In a move that makes Google Trends look like a sick chicken, Yahoo has announced Yahoo Clues, a tool that allows you to see the demographics behind Yahoo Searches, from gender to age group to location to income. (Yahoo explicity states the income information is used by matching zip code data to information from the Census Bureau; I suppose the age and gender information is gathered from logged-in users. You can try Clues at http://clues.yahoo.com/.
This is not a Web search tool per se, it’s more a tool to see how other people do Web searching. Looking at how other people phrase queries and develop searches will help you increase the flexibility of your brain and your search queries, so this is a good thing. (Though on the other hand not entirely comfortable sometimes, as you’ll see shortly.)
Start with the query box in the upper left corner; you can enter one search term or two search terms to do a comparison. I chose World of Warcraft.
Yahoo Clues defaults to a 30-day view for query information, but you can also look at a 7-day or 1-day view. The popularity of the query is presented on a 1 to 100 point scale; no absolute numbers are given.
The information screen starts with a query popularity graph, then moves to information about the age and gender breakdown for the query. If you click on a group, you can also find out what other related queries are interesting to that group. (The fact that world of warcraft cakes was a populary query for several groups is interesting, but I really did not need to know about the popularity of sexy world of warcraft art.) Toggle links let you show just the gender and age breakdown for a query.
Beneath these stats you’ll also get information on the income of people making the queries (gained from the Census Bureau as described above) and the popularity of the query across various US states (Yahoo makes sure the state populations are weighed so that the most populous states do not constantly show up in the list of states with the most queries.)
Yahoo notes that “Currently, only Yahoo! Search information originating from the United States is available,” which sounds to me like there are plans for more locations over time.

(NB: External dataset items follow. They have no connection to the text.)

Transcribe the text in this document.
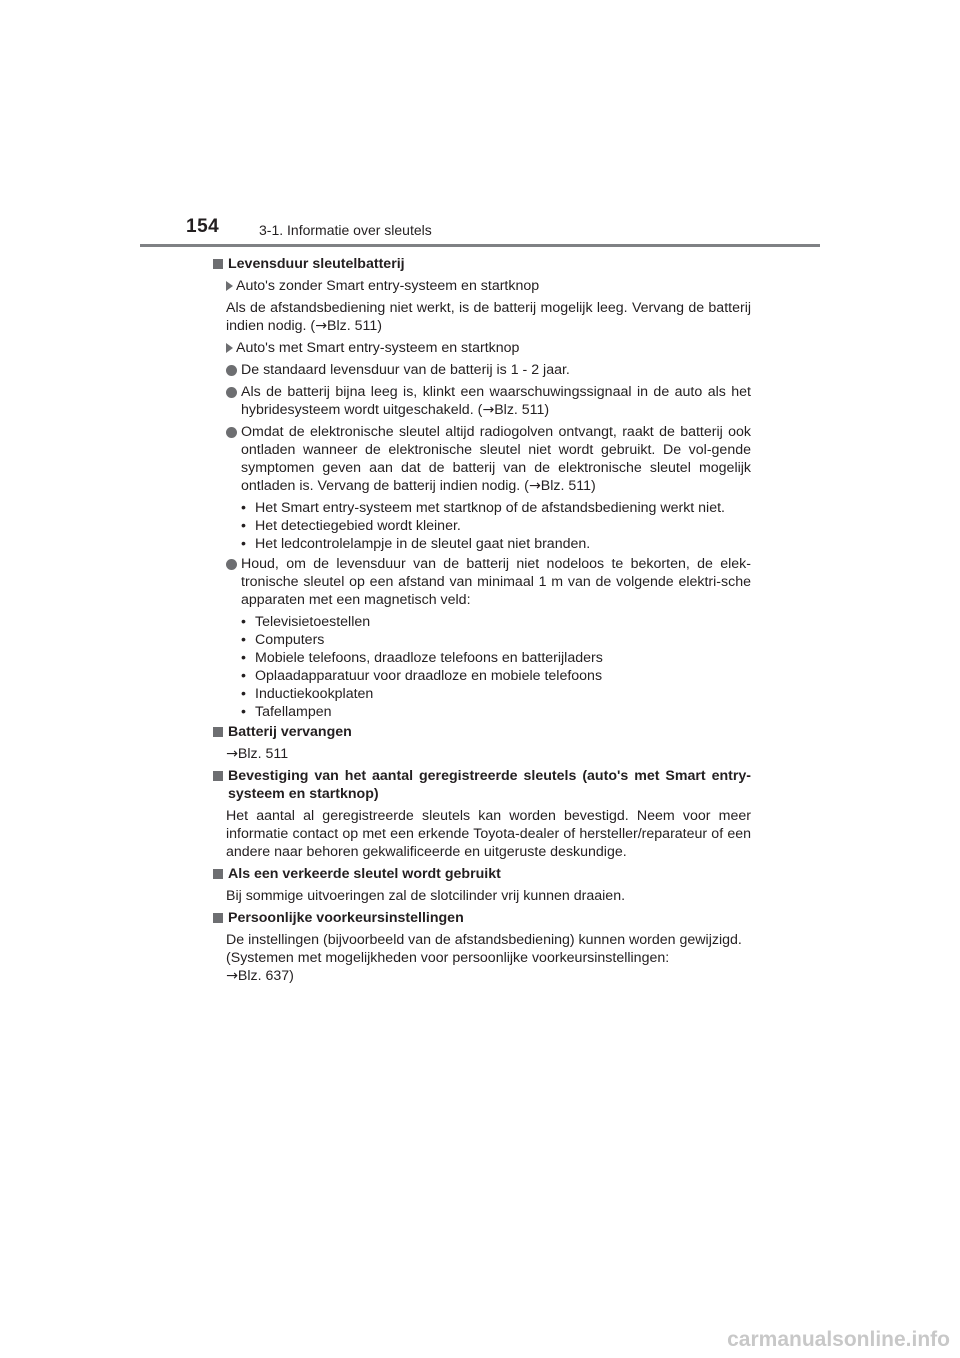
154	3-1. Informatie over sleutels
Levensduur sleutelbatterij
Auto's zonder Smart entry-systeem en startknop
Als de afstandsbediening niet werkt, is de batterij mogelijk leeg. Vervang de batterij indien nodig. (→Blz. 511)
Auto's met Smart entry-systeem en startknop
De standaard levensduur van de batterij is 1 - 2 jaar.
Als de batterij bijna leeg is, klinkt een waarschuwingssignaal in de auto als het hybridesysteem wordt uitgeschakeld. (→Blz. 511)
Omdat de elektronische sleutel altijd radiogolven ontvangt, raakt de batterij ook ontladen wanneer de elektronische sleutel niet wordt gebruikt. De vol-gende symptomen geven aan dat de batterij van de elektronische sleutel mogelijk ontladen is. Vervang de batterij indien nodig. (→Blz. 511)
• Het Smart entry-systeem met startknop of de afstandsbediening werkt niet.
• Het detectiegebied wordt kleiner.
• Het ledcontrolelampje in de sleutel gaat niet branden.
Houd, om de levensduur van de batterij niet nodeloos te bekorten, de elek-tronische sleutel op een afstand van minimaal 1 m van de volgende elektri-sche apparaten met een magnetisch veld:
• Televisietoestellen
• Computers
• Mobiele telefoons, draadloze telefoons en batterijladers
• Oplaadapparatuur voor draadloze en mobiele telefoons
• Inductiekookplaten
• Tafellampen
Batterij vervangen
→Blz. 511
Bevestiging van het aantal geregistreerde sleutels (auto's met Smart entry-systeem en startknop)
Het aantal al geregistreerde sleutels kan worden bevestigd. Neem voor meer informatie contact op met een erkende Toyota-dealer of hersteller/reparateur of een andere naar behoren gekwalificeerde en uitgeruste deskundige.
Als een verkeerde sleutel wordt gebruikt
Bij sommige uitvoeringen zal de slotcilinder vrij kunnen draaien.
Persoonlijke voorkeursinstellingen
De instellingen (bijvoorbeeld van de afstandsbediening) kunnen worden gewijzigd.
(Systemen met mogelijkheden voor persoonlijke voorkeursinstellingen:
→Blz. 637)
carmanualsonline.info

Finally underneath all that are a list of related searches and a “search flow,” showing the evolution of a query (users searched for this which led to this which lead to this query….) The search flow is great for you as a searcher; it helps you get an insight to how people think when searching. (The more ways you can think, the more ways you can search, and the better you’ll be at finding stuff.) At the very bottom are links for you to share your search via Facebook or Twitter.
The thing that occurred to me immediately upon using this was: where’s the state or metro area restriction? Say I’m a used car dealership in Ohio. I want to be able to get the demographic information for my state (or better yet, metro area.) If I know that the demographic breakdown for people searching on “used cars” is heavily slanted toward one gender and one age group, maybe I can take that information and use it when deciding my target demographic when creating, say, a Facebook campaign to promote my dealership. However since the initial search covers all the US, I can’t get demographic information for an area important to my state (though maybe I’ll play with that discovered demographic anyway when developing my FB ads.)
I encourage you to play with Yahoo Clues. Think about how you would approach a search problem, plug in your query, and see how other demographic groups are handling it. Warning: this can turn into a real timesink!